When you turn to newspapers, you notice that one group of successful middle-class tabloids (in a spirit of gentler, kinder journalism, the names need not be mentioned) relies for their popularity on keeping their readers’ discontent, jealousy and resentment simmering over a low flame of enraging news stories. The targets are consistent – women who work, migrants, older men with younger partners, benefits claimants, the French, civil servants – and in every issue, page after page rumbles and throbs with unspoken class envy or contempt. None of that would be desperately important, you realise, if these grindingly negative stories were no more than a quiet backwater in the news entertainment business. Instead, they set the political agenda and terrify the BBC.

In the kinder, gentler world of which you dream, you will remember that, as Corbyn has proved over the past few months, the manner of communication is more than a matter of words. It can influence every aspect of our behaviour.

On social media, the yelping and snarling of those who hunt down those judged to be less perfect than themselves has become deafening. You see that the nastiness is infectious. It is easy to be swept along by a shared sense of one’s own rightness and find oneself part of a conveniently invisible mob. Your inner Corbyn will become wary of those shrill tones of hatred, the impulse to sign petitions which urge the banning of this and that, or the sacking of someone deemed to have said the wrong thing.

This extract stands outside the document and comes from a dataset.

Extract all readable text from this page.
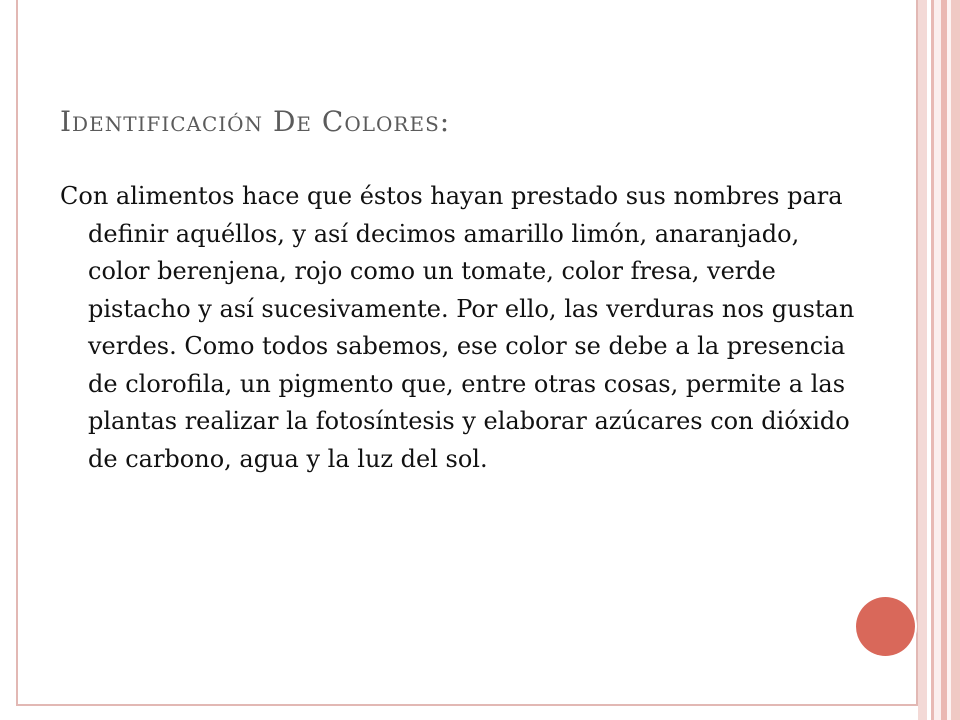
Identificación De Colores:

Con alimentos hace que éstos hayan prestado sus nombres para definir aquéllos, y así decimos amarillo limón, anaranjado, color berenjena, rojo como un tomate, color fresa, verde pistacho y así sucesivamente. Por ello, las verduras nos gustan verdes. Como todos sabemos, ese color se debe a la presencia de clorofila, un pigmento que, entre otras cosas, permite a las plantas realizar la fotosíntesis y elaborar azúcares con dióxido de carbono, agua y la luz del sol.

In political life, Corbyn has been accused of being too analytical and bloodless at times when leadership is required. A crisis, we have discovered, is not the time for a politician to ask questions. We expect impassioned clichés – “shoulder to shoulder”, “enemies of freedom”, that sort of thing – to bring us all together.

For non-leaders, there is nothing wrong with asking awkward questions. As you enter 2016, you will find yourselves alert to bullying and nastiness of all kinds. In your quest to make your own little corner of the world slightly kinder and gentler, you will resist the temptation to complain about daily life. You might even reach the conclusion that, in spite of life’s frustrations, we are blessed.